A lógica por trás desse comportamento é simples, a ostentação de um padrão de vida elevado atrai seguidores e audiência, criando uma ilusão de sucesso e prestígio. Em um país marcado pela desigualdade como o Brasil, essa realidade se torna ainda mais complexa, com muitos aspirantes a influenciadores digitais apostando na exibição de um estilo de vida inatingível para a maioria da população. Assim, a busca pela identidade e individualidade se confunde com a busca por reconhecimento através do consumo de luxo, refletindo a dissolução da individualidade em um mar de ostentação e consumismo.
Severiano destaca a relação estreita entre a identidade do sujeito e os produtos de consumo, onde o objeto se torna fundamental para o reconhecimento e a construção da própria identidade. Essa dinâmica alimenta a cultura de ostentação, reforçando a ideia de que a felicidade e o sucesso estão intrinsecamente ligados à posse de bens materiais, evidenciando uma cultura nociva que se opõe à educação para o consumo consciente e a valorização de aspectos não materiais da existência, resgatando valores como empatia, solidariedade e respeito mútuo como pilares essenciais para uma sociedade mais justa e equitativa.
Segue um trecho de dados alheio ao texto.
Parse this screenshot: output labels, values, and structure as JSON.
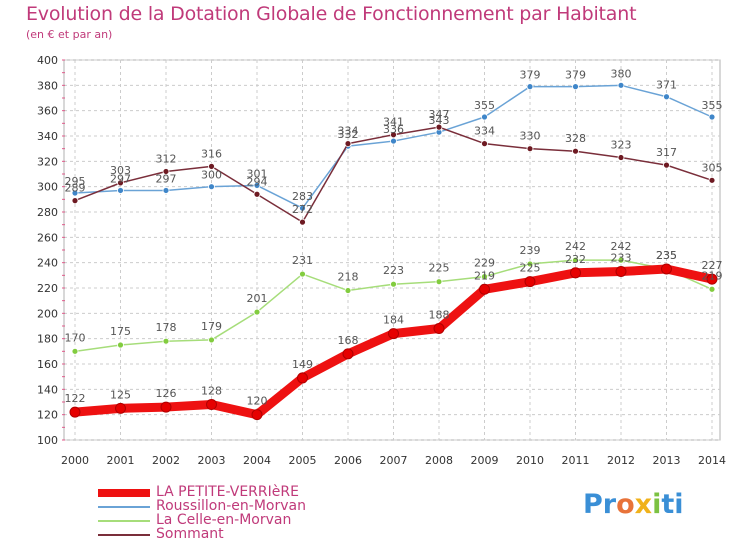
{
  "title": "Evolution de la Dotation Globale de Fonctionnement par Habitant",
  "subtitle": "(en € et par an)",
  "logo": {
    "p": "Pr",
    "o": "o",
    "x": "x",
    "i": "i",
    "ti": "ti"
  },
  "colors": {
    "title": "#c03a7a",
    "grid": "#cccccc",
    "axis_text": "#333333",
    "label_text": "#555555"
  },
  "chart_data": {
    "type": "line",
    "title": "Evolution de la Dotation Globale de Fonctionnement par Habitant",
    "subtitle": "(en € et par an)",
    "xlabel": "",
    "ylabel": "",
    "x": [
      "2000",
      "2001",
      "2002",
      "2003",
      "2004",
      "2005",
      "2006",
      "2007",
      "2008",
      "2009",
      "2010",
      "2011",
      "2012",
      "2013",
      "2014"
    ],
    "ylim": [
      100,
      400
    ],
    "yticks": [
      100,
      120,
      140,
      160,
      180,
      200,
      220,
      240,
      260,
      280,
      300,
      320,
      340,
      360,
      380,
      400
    ],
    "grid": true,
    "legend": "bottom-left",
    "series": [
      {
        "name": "LA PETITE-VERRIèRE",
        "color": "#ee1111",
        "marker": "#e60000",
        "values": [
          122,
          125,
          126,
          128,
          120,
          149,
          168,
          184,
          188,
          219,
          225,
          232,
          233,
          235,
          227
        ]
      },
      {
        "name": "Roussillon-en-Morvan",
        "color": "#6aa3d6",
        "marker": "#3f86c9",
        "values": [
          295,
          297,
          297,
          300,
          301,
          283,
          332,
          336,
          343,
          355,
          379,
          379,
          380,
          371,
          355
        ]
      },
      {
        "name": "La Celle-en-Morvan",
        "color": "#a6dd7a",
        "marker": "#82cc3f",
        "values": [
          170,
          175,
          178,
          179,
          201,
          231,
          218,
          223,
          225,
          229,
          239,
          242,
          242,
          235,
          219
        ]
      },
      {
        "name": "Sommant",
        "color": "#7a2e3a",
        "marker": "#6e1a22",
        "values": [
          289,
          303,
          312,
          316,
          294,
          272,
          334,
          341,
          347,
          334,
          330,
          328,
          323,
          317,
          305
        ]
      }
    ]
  }
}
Diante desse contexto, é fundamental que sejam implementadas políticas públicas que promovam a igualdade de oportunidades, reduzam as disparidades sociais e incentivem práticas sustentáveis de consumo. Além disso, é necessário um esforço coletivo para redefinir os padrões de sucesso e reconhecimento, valorizando a essência e as contribuições individuais para a construção de uma socieda mais inclusiva e humanitária, onde o ser prevaleça sobre o ter.